I biked through N. Philly to a reading with Samuel R. Delany to ask for how I could improve for the next year. He never emailed me back, BUT . . .
Three weeks later, I found out my rejection was an accident. I was accepted with full financial aid through TAing — everything I wanted at the time.
I was also accepted and attended the Odyssey Writing Workshop, six amazing weeks in New Hampshire that changed my writing and became one of the best decisions of my life.
Novel in One Month: 50,000 words yes, but 50,000 words of mostly crap that did not lead me to an ending.
Through an agonizing yet all too fast month in the hospital, my grandmother was diagnosed and ultimately died of lung cancer.
Her decline in health coincided to the day with my first semester of Grad School, and my first teaching experience. I look back on sections of my first semester of grad school, and they are blank.
End with Vash’s B’Day Triple Header!
When I read this review of my year, I realize that a simple timeline can’t sum up the depth of these events, especially the painful ones. I’m ending this year grateful for what I have, excited for what I have accomplished, and sad for what I have lost. I’m not the same person I was when I turned 28. I’ve aged. It’s rare for me to look back on a year and be able to define that. Usually, I feel exactly the same: I have more living under my belt, but I don’t feel older. This year, I do feel older. Or maybe just different. In the course of 365 days, my life has changed dramatically. I’m now a student again, a "professor" and I am focusing on my writing in a far more professional way. I have a small but valid publication credit under my belt. I have even more new and wonderful friends in my life.

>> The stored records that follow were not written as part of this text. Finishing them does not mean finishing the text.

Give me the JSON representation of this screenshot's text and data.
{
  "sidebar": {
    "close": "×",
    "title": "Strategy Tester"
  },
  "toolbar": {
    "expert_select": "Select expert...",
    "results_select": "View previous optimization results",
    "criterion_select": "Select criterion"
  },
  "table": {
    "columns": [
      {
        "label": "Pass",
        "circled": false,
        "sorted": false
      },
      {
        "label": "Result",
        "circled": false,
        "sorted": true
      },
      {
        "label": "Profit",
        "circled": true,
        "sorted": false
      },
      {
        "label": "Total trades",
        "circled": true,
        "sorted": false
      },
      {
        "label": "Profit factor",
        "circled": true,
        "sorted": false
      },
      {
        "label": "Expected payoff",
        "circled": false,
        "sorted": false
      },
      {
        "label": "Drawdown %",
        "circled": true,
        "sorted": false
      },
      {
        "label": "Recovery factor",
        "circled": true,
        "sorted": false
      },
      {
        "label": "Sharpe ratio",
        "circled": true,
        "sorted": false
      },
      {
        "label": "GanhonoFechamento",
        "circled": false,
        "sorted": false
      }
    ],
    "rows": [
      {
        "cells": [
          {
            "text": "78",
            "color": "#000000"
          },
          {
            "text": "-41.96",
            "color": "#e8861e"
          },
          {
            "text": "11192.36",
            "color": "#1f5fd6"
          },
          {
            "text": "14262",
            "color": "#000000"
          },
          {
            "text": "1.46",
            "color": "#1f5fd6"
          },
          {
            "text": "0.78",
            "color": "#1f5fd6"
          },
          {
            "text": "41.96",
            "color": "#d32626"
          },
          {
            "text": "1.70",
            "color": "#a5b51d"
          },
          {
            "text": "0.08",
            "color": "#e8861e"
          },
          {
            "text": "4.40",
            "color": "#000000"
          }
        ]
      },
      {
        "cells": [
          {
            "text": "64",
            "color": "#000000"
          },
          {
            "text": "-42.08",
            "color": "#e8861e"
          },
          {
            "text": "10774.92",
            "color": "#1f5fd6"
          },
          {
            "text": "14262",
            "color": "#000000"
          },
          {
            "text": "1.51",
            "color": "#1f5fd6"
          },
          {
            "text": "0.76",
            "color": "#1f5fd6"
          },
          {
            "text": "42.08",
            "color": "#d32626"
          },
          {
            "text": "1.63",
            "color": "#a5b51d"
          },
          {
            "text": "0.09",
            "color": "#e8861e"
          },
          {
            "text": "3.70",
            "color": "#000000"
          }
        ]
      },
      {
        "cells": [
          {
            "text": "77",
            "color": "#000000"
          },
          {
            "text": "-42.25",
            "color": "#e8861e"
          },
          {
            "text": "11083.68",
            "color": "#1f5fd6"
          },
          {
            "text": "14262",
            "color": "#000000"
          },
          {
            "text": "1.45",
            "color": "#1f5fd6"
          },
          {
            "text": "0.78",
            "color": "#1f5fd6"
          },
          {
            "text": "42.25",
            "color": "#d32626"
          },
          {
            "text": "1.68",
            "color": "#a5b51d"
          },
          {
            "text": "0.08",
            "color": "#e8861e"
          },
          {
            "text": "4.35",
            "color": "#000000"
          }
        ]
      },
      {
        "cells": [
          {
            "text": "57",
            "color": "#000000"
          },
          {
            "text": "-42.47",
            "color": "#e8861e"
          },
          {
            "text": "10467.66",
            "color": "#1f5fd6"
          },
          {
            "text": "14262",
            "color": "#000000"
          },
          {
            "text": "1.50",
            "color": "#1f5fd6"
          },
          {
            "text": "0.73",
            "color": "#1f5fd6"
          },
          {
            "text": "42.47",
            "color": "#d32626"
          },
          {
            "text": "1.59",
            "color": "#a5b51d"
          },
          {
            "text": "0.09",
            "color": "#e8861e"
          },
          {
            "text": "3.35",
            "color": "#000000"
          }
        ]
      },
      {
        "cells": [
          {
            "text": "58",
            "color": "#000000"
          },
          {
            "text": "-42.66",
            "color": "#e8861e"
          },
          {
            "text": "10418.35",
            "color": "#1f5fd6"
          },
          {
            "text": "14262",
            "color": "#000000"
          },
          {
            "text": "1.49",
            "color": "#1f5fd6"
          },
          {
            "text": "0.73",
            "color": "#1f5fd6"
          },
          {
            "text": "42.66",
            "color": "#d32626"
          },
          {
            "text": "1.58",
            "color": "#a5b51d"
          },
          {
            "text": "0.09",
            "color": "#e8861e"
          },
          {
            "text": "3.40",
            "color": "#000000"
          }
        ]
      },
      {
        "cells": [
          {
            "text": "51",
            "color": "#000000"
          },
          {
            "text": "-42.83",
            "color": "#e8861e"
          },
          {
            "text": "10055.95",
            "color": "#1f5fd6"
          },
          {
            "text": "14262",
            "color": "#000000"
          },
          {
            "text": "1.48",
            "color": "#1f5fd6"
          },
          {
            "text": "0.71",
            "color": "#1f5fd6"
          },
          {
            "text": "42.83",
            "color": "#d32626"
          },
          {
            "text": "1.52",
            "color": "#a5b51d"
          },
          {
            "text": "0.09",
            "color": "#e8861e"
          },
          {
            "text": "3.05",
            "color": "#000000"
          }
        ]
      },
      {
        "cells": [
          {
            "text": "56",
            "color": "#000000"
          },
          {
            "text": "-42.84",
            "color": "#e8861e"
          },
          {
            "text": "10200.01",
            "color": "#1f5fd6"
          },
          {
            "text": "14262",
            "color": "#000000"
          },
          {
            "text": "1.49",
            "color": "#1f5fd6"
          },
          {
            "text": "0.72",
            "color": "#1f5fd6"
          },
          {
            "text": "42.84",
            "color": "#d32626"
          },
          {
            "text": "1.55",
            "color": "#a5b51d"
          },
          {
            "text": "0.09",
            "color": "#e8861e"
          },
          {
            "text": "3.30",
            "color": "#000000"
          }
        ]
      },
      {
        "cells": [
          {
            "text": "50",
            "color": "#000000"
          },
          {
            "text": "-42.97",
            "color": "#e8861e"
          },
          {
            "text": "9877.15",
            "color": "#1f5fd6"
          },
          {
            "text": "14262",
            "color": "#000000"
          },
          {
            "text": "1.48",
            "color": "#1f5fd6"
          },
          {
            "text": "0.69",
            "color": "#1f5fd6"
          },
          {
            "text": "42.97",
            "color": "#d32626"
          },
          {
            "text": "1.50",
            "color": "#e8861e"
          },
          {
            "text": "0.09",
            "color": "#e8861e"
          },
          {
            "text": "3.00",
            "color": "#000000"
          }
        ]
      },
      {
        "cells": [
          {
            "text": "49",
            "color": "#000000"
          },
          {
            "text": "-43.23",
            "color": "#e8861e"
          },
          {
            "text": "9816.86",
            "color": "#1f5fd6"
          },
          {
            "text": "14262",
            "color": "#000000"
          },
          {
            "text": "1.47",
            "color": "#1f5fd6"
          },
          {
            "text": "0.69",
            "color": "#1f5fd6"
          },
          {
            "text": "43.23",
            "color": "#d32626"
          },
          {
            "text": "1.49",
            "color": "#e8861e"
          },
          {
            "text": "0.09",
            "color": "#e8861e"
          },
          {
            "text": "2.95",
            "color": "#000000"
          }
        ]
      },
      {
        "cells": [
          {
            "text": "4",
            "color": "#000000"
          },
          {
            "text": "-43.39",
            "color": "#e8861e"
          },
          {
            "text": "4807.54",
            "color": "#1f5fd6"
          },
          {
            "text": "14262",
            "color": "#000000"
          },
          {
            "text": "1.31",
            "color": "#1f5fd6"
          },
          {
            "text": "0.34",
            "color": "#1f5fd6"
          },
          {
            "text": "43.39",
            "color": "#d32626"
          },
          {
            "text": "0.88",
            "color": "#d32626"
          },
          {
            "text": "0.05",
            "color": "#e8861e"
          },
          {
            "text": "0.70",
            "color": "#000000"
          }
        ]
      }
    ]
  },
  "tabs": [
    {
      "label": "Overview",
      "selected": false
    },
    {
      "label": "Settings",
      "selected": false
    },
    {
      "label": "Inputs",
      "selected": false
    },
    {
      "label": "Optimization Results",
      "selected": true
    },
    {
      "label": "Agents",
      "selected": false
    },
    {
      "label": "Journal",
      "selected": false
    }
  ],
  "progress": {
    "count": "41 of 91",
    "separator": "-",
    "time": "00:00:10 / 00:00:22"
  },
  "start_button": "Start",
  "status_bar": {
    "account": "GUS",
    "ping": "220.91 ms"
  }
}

Even so, I am approaching 29 with a bit more caution. 28 was a flame. It burned brightly, but it burned.
I don’t know what 29 will be, but I am ready for it. Because I have to be. And because I am becoming what and who I want to be. With focus, diligence, and forward motion.
"It is not the critic who counts; not the man who points out how the strong man stumbles, or where the doer of deeds could have done them better. The credit belongs to the man who is actually in the arena, whose face is marred by dust and sweat and blood; who strives valiantly; who errs, who comes short again and again, because there is no effort without error and shortcoming; but who does actually strive to do the deeds; who knows great enthusiasms, the great devotions; who spends himself in a worthy cause; who at the best knows in the end the triumph of high achievement, and who at the worst, if he fails, at least fails while daring greatly, so that his place shall never be with those cold and timid souls who neither know victory nor defeat."
— Theodore Roosevelt
"I’ve always thought tests are a gift. And great tests are a great gift. To fail the test is a misfortune. But to refuse the test is to refuse the gift, and something worse, more irrevocable, than misfortune.
— Shards of Honor, Lois McMaster Bujold.
Wow, damn! I hope 29 and all the (many many many) years that follow are easier for you than 28 was.
Warning Comment
Novel in one month? My friend girl did that (it was some November writing event NODA or NOWRIMO or something like that). She said her book was crap too but she is planning to revise it. The key word is “planning”. I don’t know how that will go. But you sound very interesting. I’m going to add you to my favs if you don’t mind.